Per Bersani e i democratici il Cav se ne deve andare dopo la manovra. Ma non c’è una maggioranza pronta a sostituirlo
Se fossimo in Germania, locomotiva d’Europa,Pierluigi Bersani non potrebbe dire qualcosa del tipo: “Voteremo la manovra, ma poi il premier si deve dimettere”. E’ il sistema parlamentare in quel paese ad impedire i ribaltoni, ma il ragionamento, anche in Italia, sta in piedi: per fare un ribaltone, bisogna avere qualcosa con cui ribaltare: e l’opposizione parlamentare, in questo momento, questo qualcosa proprio non ce l’ha. Dunque, bisogna andare più nel profondo in questa dinamica non del tutto onesta: la verità? L’opposizione ha tutto l’interesse a vedere Silvio Berlusconi cucinare a fuoco lento e gestire questa imbarazzante crisi economica che è più nazionale che internazionale. Poi, si vedrà.
DIMISSIONI! – Come è noto, meno un governo ha per le mani una crisi da gestire, più è colpa degli altri: così, gli strali di Pierluigi Bersani fanno tutt’uno con la strategia messa a punto con le opposizioni: presentarsi come interlocutori credibili di un nuovo sistema economico italiano; marcare la differenza fra sé stessi e il centrodestra berlusconiano agonizzante nella sua fase finale; rispondere agli appelli di Giorgio Napolitano per l’Unità Nazionale, ma senza sbilanciarsi più di tanto. E così, ecco ciò che Anna Finocchiaro, a nome del PD, pensa dell’azione del governo: prima l’approvazione, poi le dimissioni.

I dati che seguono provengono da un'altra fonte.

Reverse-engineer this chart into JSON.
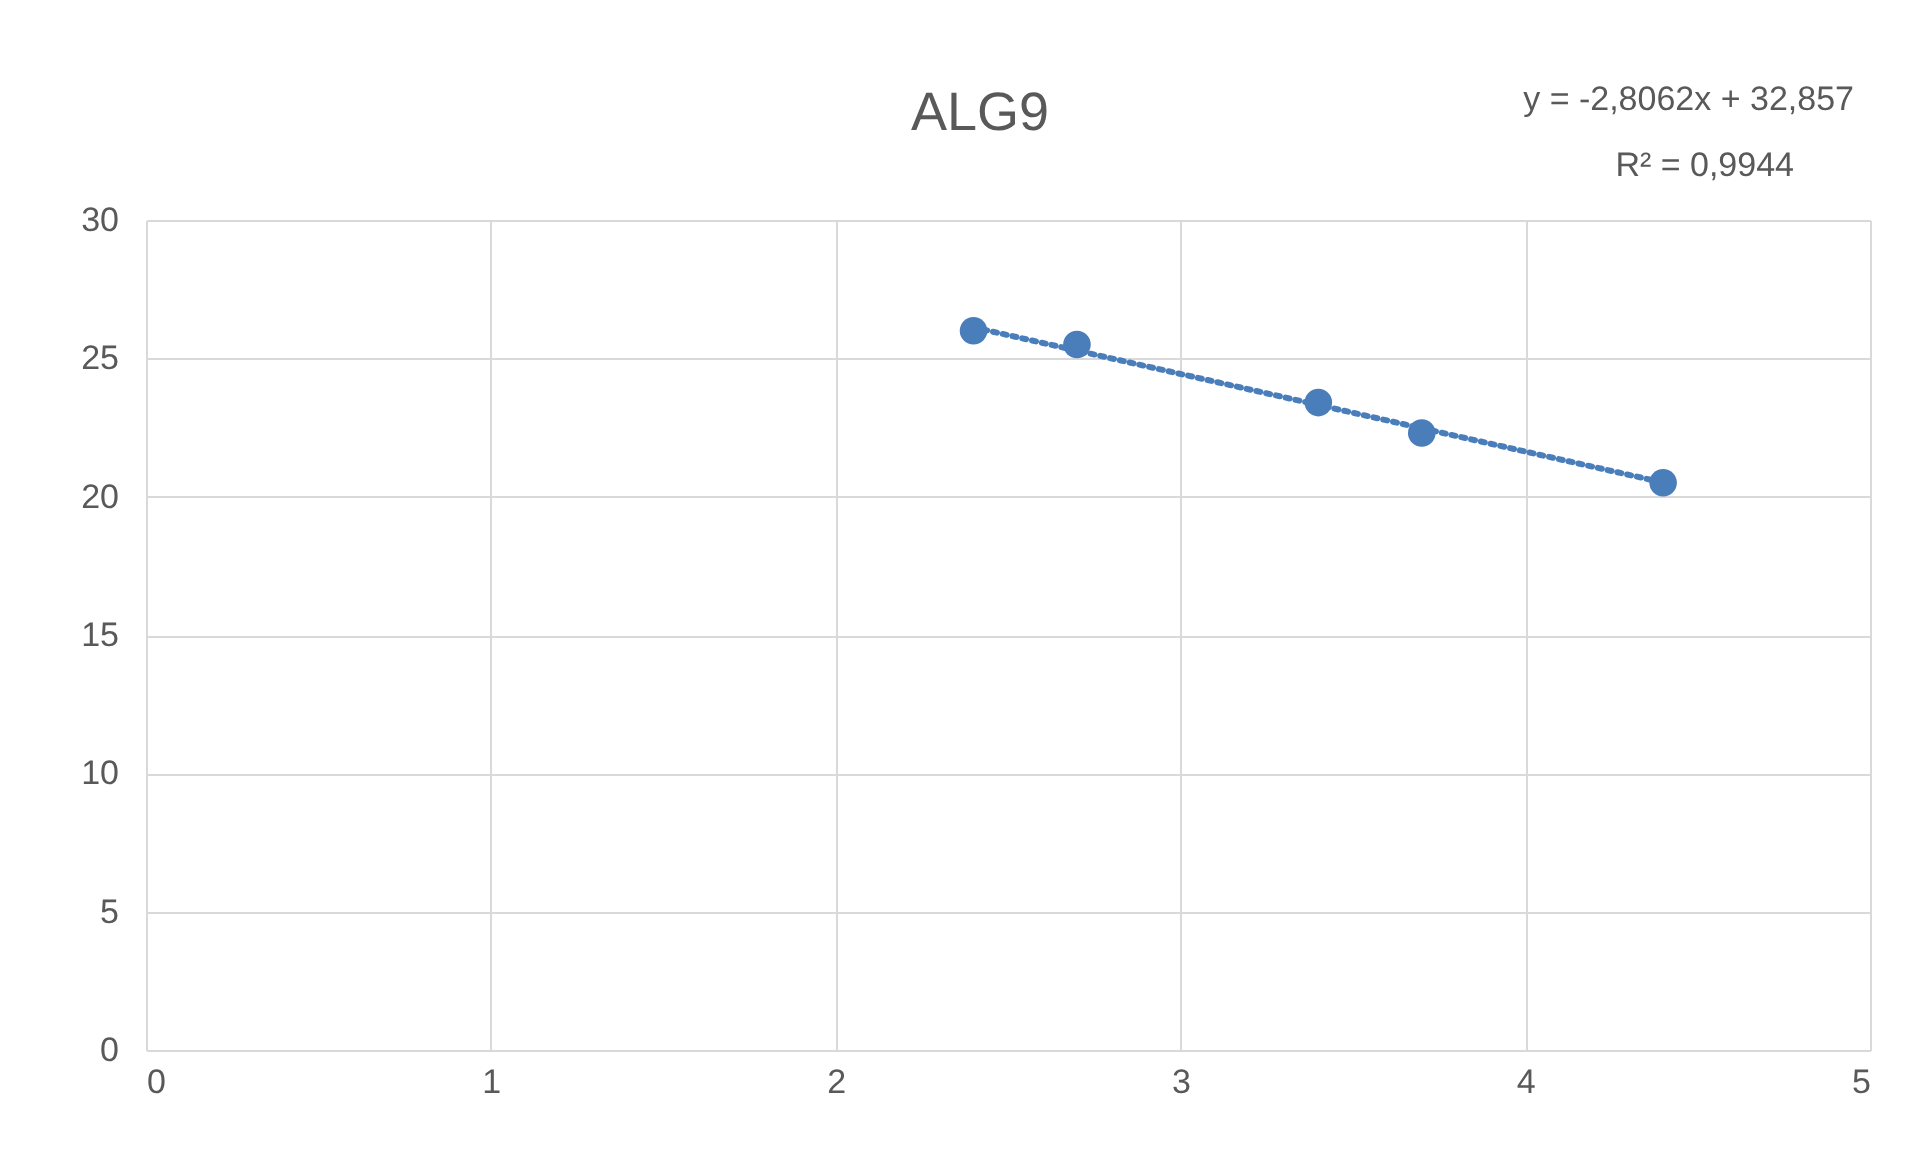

Se la necessità del via libera alla manovra è patrimonio comune (a patto che non vengano inserite norme eterogenee, come la salva-Fininvest), il giudizio sul governo resta severo. “Una volta approvata la manovra in Senato tra domani e giovedì mattina e dopo un rapido passaggio alla Camera, chiederemo che questo governo vada via, perché è alla debolezza del governo che noi vediamo legata la debolezza del Paese” dice il presidente dei senatori del Pd, Anna Finocchiaro.